For ex:- If the SLO is 99.9%, then the error budget becomes 0.1% (100% - 99.9%)
Out of 1 million (10,00,000) requests 9,99,000 requests should return 200 OK responses in 30 days with an SLO of 99.9%, then 1000 requests are allowed to be failed in 30 days with an error budget of 0.1%.
10,00,000 * 0.1% = 1000
Error Rate
The error rate is the percentage with which we are consuming our error budget. Let's try to understand this with a few different scenarios.
If the error rate is 1%, then we will be going to consume our error budget in 3 days.
1% of 1 million is 10,000, meaning we will get 10,000 failed requests, which is more than what is allowed.
So, 10,000 failed requests in 30 days.
1,000 requests will fail in 3 days.
It means we will consume our error budget in 3 days only.

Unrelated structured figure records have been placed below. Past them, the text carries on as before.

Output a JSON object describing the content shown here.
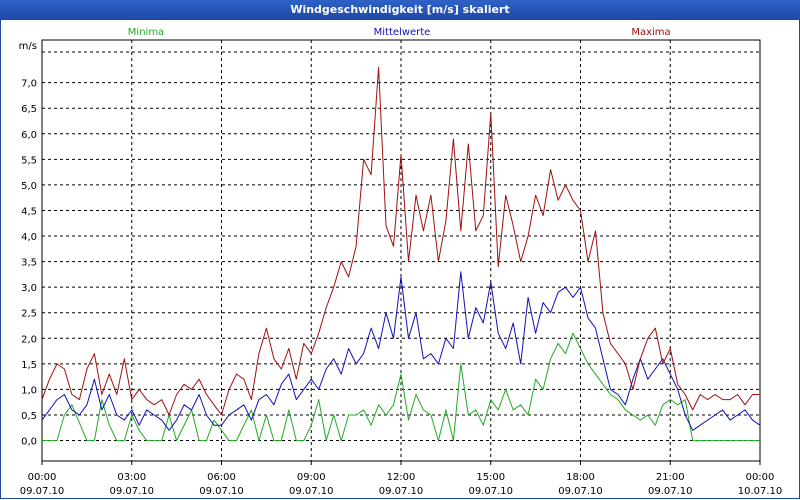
{
  "window": {
    "title": "Windgeschwindigkeit [m/s] skaliert"
  },
  "colors": {
    "minima": "#22aa22",
    "mittel": "#1111bb",
    "maxima": "#a01010",
    "title_bg": "#2a56bd"
  },
  "chart_data": {
    "type": "line",
    "title": "Windgeschwindigkeit [m/s] skaliert",
    "ylabel": "m/s",
    "xlabel": "",
    "ylim": [
      -0.4,
      7.6
    ],
    "y_ticks": [
      {
        "value": 0.0,
        "label": "0,0"
      },
      {
        "value": 0.5,
        "label": "0,5"
      },
      {
        "value": 1.0,
        "label": "1,0"
      },
      {
        "value": 1.5,
        "label": "1,5"
      },
      {
        "value": 2.0,
        "label": "2,0"
      },
      {
        "value": 2.5,
        "label": "2,5"
      },
      {
        "value": 3.0,
        "label": "3,0"
      },
      {
        "value": 3.5,
        "label": "3,5"
      },
      {
        "value": 4.0,
        "label": "4,0"
      },
      {
        "value": 4.5,
        "label": "4,5"
      },
      {
        "value": 5.0,
        "label": "5,0"
      },
      {
        "value": 5.5,
        "label": "5,5"
      },
      {
        "value": 6.0,
        "label": "6,0"
      },
      {
        "value": 6.5,
        "label": "6,5"
      },
      {
        "value": 7.0,
        "label": "7,0"
      }
    ],
    "xlim": [
      0,
      24
    ],
    "x_ticks": [
      {
        "hour": 0,
        "time": "00:00",
        "date": "09.07.10"
      },
      {
        "hour": 3,
        "time": "03:00",
        "date": "09.07.10"
      },
      {
        "hour": 6,
        "time": "06:00",
        "date": "09.07.10"
      },
      {
        "hour": 9,
        "time": "09:00",
        "date": "09.07.10"
      },
      {
        "hour": 12,
        "time": "12:00",
        "date": "09.07.10"
      },
      {
        "hour": 15,
        "time": "15:00",
        "date": "09.07.10"
      },
      {
        "hour": 18,
        "time": "18:00",
        "date": "09.07.10"
      },
      {
        "hour": 21,
        "time": "21:00",
        "date": "09.07.10"
      },
      {
        "hour": 24,
        "time": "00:00",
        "date": "10.07.10"
      }
    ],
    "series": [
      {
        "name": "Minima",
        "x": [
          0,
          0.5,
          0.75,
          1,
          1.5,
          1.75,
          2,
          2.25,
          2.5,
          2.75,
          3,
          3.25,
          3.5,
          4,
          4.25,
          4.5,
          5,
          5.25,
          5.5,
          5.75,
          6,
          6.25,
          6.5,
          6.75,
          7,
          7.25,
          7.5,
          7.75,
          8,
          8.25,
          8.5,
          8.75,
          9,
          9.25,
          9.5,
          9.75,
          10,
          10.25,
          10.5,
          10.75,
          11,
          11.25,
          11.5,
          11.75,
          12,
          12.25,
          12.5,
          12.75,
          13,
          13.25,
          13.5,
          13.75,
          14,
          14.25,
          14.5,
          14.75,
          15,
          15.25,
          15.5,
          15.75,
          16,
          16.25,
          16.5,
          16.75,
          17,
          17.25,
          17.5,
          17.75,
          18,
          18.25,
          18.5,
          18.75,
          19,
          19.25,
          19.5,
          19.75,
          20,
          20.25,
          20.5,
          20.75,
          21,
          21.25,
          21.5,
          21.75,
          22,
          22.25,
          22.5,
          23,
          23.5,
          24
        ],
        "values": [
          0.0,
          0.0,
          0.5,
          0.7,
          0.0,
          0.0,
          0.8,
          0.3,
          0.0,
          0.0,
          0.5,
          0.2,
          0.0,
          0.0,
          0.5,
          0.0,
          0.6,
          0.0,
          0.0,
          0.4,
          0.2,
          0.0,
          0.0,
          0.3,
          0.6,
          0.0,
          0.5,
          0.0,
          0.0,
          0.6,
          0.0,
          0.0,
          0.3,
          0.8,
          0.0,
          0.5,
          0.0,
          0.5,
          0.5,
          0.6,
          0.3,
          0.7,
          0.5,
          0.7,
          1.3,
          0.4,
          0.9,
          0.6,
          0.5,
          0.0,
          0.6,
          0.0,
          1.5,
          0.5,
          0.6,
          0.3,
          0.8,
          0.6,
          1.0,
          0.6,
          0.7,
          0.5,
          1.2,
          1.0,
          1.6,
          1.9,
          1.7,
          2.1,
          1.8,
          1.5,
          1.3,
          1.1,
          0.9,
          0.8,
          0.6,
          0.5,
          0.4,
          0.5,
          0.3,
          0.7,
          0.8,
          0.7,
          0.8,
          0.0,
          0.0,
          0.0,
          0.0,
          0.0,
          0.0,
          0.0
        ]
      },
      {
        "name": "Mittelwerte",
        "x": [
          0,
          0.25,
          0.5,
          0.75,
          1,
          1.25,
          1.5,
          1.75,
          2,
          2.25,
          2.5,
          2.75,
          3,
          3.25,
          3.5,
          3.75,
          4,
          4.25,
          4.5,
          4.75,
          5,
          5.25,
          5.5,
          5.75,
          6,
          6.25,
          6.5,
          6.75,
          7,
          7.25,
          7.5,
          7.75,
          8,
          8.25,
          8.5,
          8.75,
          9,
          9.25,
          9.5,
          9.75,
          10,
          10.25,
          10.5,
          10.75,
          11,
          11.25,
          11.5,
          11.75,
          12,
          12.25,
          12.5,
          12.75,
          13,
          13.25,
          13.5,
          13.75,
          14,
          14.25,
          14.5,
          14.75,
          15,
          15.25,
          15.5,
          15.75,
          16,
          16.25,
          16.5,
          16.75,
          17,
          17.25,
          17.5,
          17.75,
          18,
          18.25,
          18.5,
          18.75,
          19,
          19.25,
          19.5,
          19.75,
          20,
          20.25,
          20.5,
          20.75,
          21,
          21.25,
          21.5,
          21.75,
          22,
          22.25,
          22.5,
          22.75,
          23,
          23.25,
          23.5,
          23.75,
          24
        ],
        "values": [
          0.4,
          0.6,
          0.8,
          0.9,
          0.6,
          0.5,
          0.7,
          1.2,
          0.6,
          0.9,
          0.5,
          0.4,
          0.6,
          0.3,
          0.6,
          0.5,
          0.4,
          0.2,
          0.4,
          0.7,
          0.6,
          0.9,
          0.5,
          0.3,
          0.3,
          0.5,
          0.6,
          0.7,
          0.4,
          0.8,
          0.9,
          0.7,
          1.1,
          1.3,
          0.8,
          1.0,
          1.2,
          1.0,
          1.4,
          1.6,
          1.3,
          1.8,
          1.5,
          1.7,
          2.2,
          1.8,
          2.5,
          2.0,
          3.2,
          2.0,
          2.5,
          1.6,
          1.7,
          1.5,
          2.0,
          1.8,
          3.3,
          2.0,
          2.6,
          2.3,
          3.1,
          2.1,
          1.8,
          2.3,
          1.5,
          2.8,
          2.1,
          2.7,
          2.5,
          2.9,
          3.0,
          2.8,
          3.0,
          2.4,
          2.2,
          1.6,
          1.0,
          0.9,
          0.7,
          1.2,
          1.6,
          1.2,
          1.4,
          1.6,
          1.3,
          1.0,
          0.5,
          0.2,
          0.3,
          0.4,
          0.5,
          0.6,
          0.4,
          0.5,
          0.6,
          0.4,
          0.3
        ]
      },
      {
        "name": "Maxima",
        "x": [
          0,
          0.25,
          0.5,
          0.75,
          1,
          1.25,
          1.5,
          1.75,
          2,
          2.25,
          2.5,
          2.75,
          3,
          3.25,
          3.5,
          3.75,
          4,
          4.25,
          4.5,
          4.75,
          5,
          5.25,
          5.5,
          5.75,
          6,
          6.25,
          6.5,
          6.75,
          7,
          7.25,
          7.5,
          7.75,
          8,
          8.25,
          8.5,
          8.75,
          9,
          9.25,
          9.5,
          9.75,
          10,
          10.25,
          10.5,
          10.75,
          11,
          11.25,
          11.5,
          11.75,
          12,
          12.25,
          12.5,
          12.75,
          13,
          13.25,
          13.5,
          13.75,
          14,
          14.25,
          14.5,
          14.75,
          15,
          15.25,
          15.5,
          15.75,
          16,
          16.25,
          16.5,
          16.75,
          17,
          17.25,
          17.5,
          17.75,
          18,
          18.25,
          18.5,
          18.75,
          19,
          19.25,
          19.5,
          19.75,
          20,
          20.25,
          20.5,
          20.75,
          21,
          21.25,
          21.5,
          21.75,
          22,
          22.25,
          22.5,
          22.75,
          23,
          23.25,
          23.5,
          23.75,
          24
        ],
        "values": [
          0.8,
          1.2,
          1.5,
          1.4,
          0.9,
          0.8,
          1.4,
          1.7,
          0.9,
          1.3,
          0.9,
          1.6,
          0.8,
          1.0,
          0.8,
          0.7,
          0.8,
          0.5,
          0.9,
          1.1,
          1.0,
          1.2,
          0.9,
          0.7,
          0.5,
          1.0,
          1.3,
          1.2,
          0.8,
          1.7,
          2.2,
          1.6,
          1.4,
          1.8,
          1.2,
          1.9,
          1.7,
          2.1,
          2.6,
          3.0,
          3.5,
          3.2,
          3.8,
          5.5,
          5.2,
          7.3,
          4.2,
          3.8,
          5.6,
          3.5,
          4.8,
          4.1,
          4.8,
          3.5,
          4.3,
          5.9,
          4.1,
          5.8,
          4.1,
          4.4,
          6.4,
          3.4,
          4.8,
          4.2,
          3.5,
          4.0,
          4.8,
          4.4,
          5.3,
          4.7,
          5.0,
          4.7,
          4.5,
          3.5,
          4.1,
          2.5,
          1.9,
          1.7,
          1.5,
          1.0,
          1.6,
          2.0,
          2.2,
          1.5,
          1.8,
          1.1,
          0.9,
          0.6,
          0.9,
          0.8,
          0.9,
          0.8,
          0.8,
          0.9,
          0.7,
          0.9,
          0.9
        ]
      }
    ]
  }
}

If the error rate is 0.1%, which is equal to the error budget, then we will be going to consume our error budget in 30 days.

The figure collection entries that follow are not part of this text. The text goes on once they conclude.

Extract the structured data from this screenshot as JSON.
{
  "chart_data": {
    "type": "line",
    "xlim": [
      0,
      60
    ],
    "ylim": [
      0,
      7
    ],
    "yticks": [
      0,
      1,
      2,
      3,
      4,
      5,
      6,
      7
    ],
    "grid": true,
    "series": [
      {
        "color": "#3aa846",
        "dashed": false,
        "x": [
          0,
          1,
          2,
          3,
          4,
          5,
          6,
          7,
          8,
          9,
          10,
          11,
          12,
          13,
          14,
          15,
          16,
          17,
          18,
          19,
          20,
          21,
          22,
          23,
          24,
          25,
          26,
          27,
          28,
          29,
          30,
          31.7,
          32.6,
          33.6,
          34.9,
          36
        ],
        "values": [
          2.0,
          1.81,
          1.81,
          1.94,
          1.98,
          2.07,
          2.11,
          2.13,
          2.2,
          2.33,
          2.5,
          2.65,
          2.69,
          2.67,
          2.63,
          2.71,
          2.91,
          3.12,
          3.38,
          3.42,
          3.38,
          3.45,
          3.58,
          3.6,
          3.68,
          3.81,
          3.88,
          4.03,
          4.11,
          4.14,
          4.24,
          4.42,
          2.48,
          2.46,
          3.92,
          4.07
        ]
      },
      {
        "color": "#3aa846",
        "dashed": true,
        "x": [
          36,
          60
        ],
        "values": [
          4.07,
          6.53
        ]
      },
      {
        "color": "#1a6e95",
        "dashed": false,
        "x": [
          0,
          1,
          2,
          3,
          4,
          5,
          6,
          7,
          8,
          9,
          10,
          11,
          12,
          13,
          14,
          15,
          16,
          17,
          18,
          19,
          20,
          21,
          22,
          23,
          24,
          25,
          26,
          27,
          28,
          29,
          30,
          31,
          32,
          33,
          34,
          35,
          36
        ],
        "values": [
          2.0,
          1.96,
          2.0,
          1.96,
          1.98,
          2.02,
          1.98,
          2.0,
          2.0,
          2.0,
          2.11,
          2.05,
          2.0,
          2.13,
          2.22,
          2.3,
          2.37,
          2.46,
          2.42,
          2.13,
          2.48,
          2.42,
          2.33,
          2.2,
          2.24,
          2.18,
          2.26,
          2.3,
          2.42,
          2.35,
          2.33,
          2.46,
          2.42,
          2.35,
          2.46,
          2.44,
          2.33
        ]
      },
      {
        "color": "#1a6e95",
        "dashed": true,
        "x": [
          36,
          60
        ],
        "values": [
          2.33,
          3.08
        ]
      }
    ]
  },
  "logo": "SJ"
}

0.1% of 1 million is 1,000, meaning we will get 1,000 failed requests
So, 1,000 failed requests in 30 days.
It means we will consume our error budget in 30 days.
Burn Rate
Burn rate gives an idea of how fast we are consuming our error budget. Let's try to understand it with the scenarios discussed in the Error Rate.
If the error rate is 0.1%, we will be consuming our error budget in 30 days, the burn rate will be 1.
If the error rate is 1%, we will be consuming our error budget in 3 days, which is 10 times faster, the burn rate will be 10.
SLO Burn Rate Alerting
Target Error Rate >= SLO Threshold
We can choose a small window of 10 minutes for raising the alert.
If the SLO is 99.9%, the SLO Threshold is 0.1% and the error rate is greater than or equal to 0.1% within 10 minutes, then the alert will be raised.1000 requests are allowed to fail in 30 days as per a 0.1% error budget.
1000 requests -> 30 days * 24 hours * 60 minutes
1000 requests -> 43200 minutes
1000/43200 requests -> 1 minute
(1000/43200)*10 requests ->10 minute0.2 requests -> 10 minute
It means 0.2 requests are allowed to fail in 10 minutes, and 0.2 requests are 0.02% of 1000.
It means we will consume only 0.02% of our error budget in 10 minutes.
As we previously discussed in the error rate, if the error rate is 0.1% and the error budget is also 0.1%, then we will consume our error budget on the last day.
It means we are getting alerted even though we will complete our 30 days without breaching our threshold.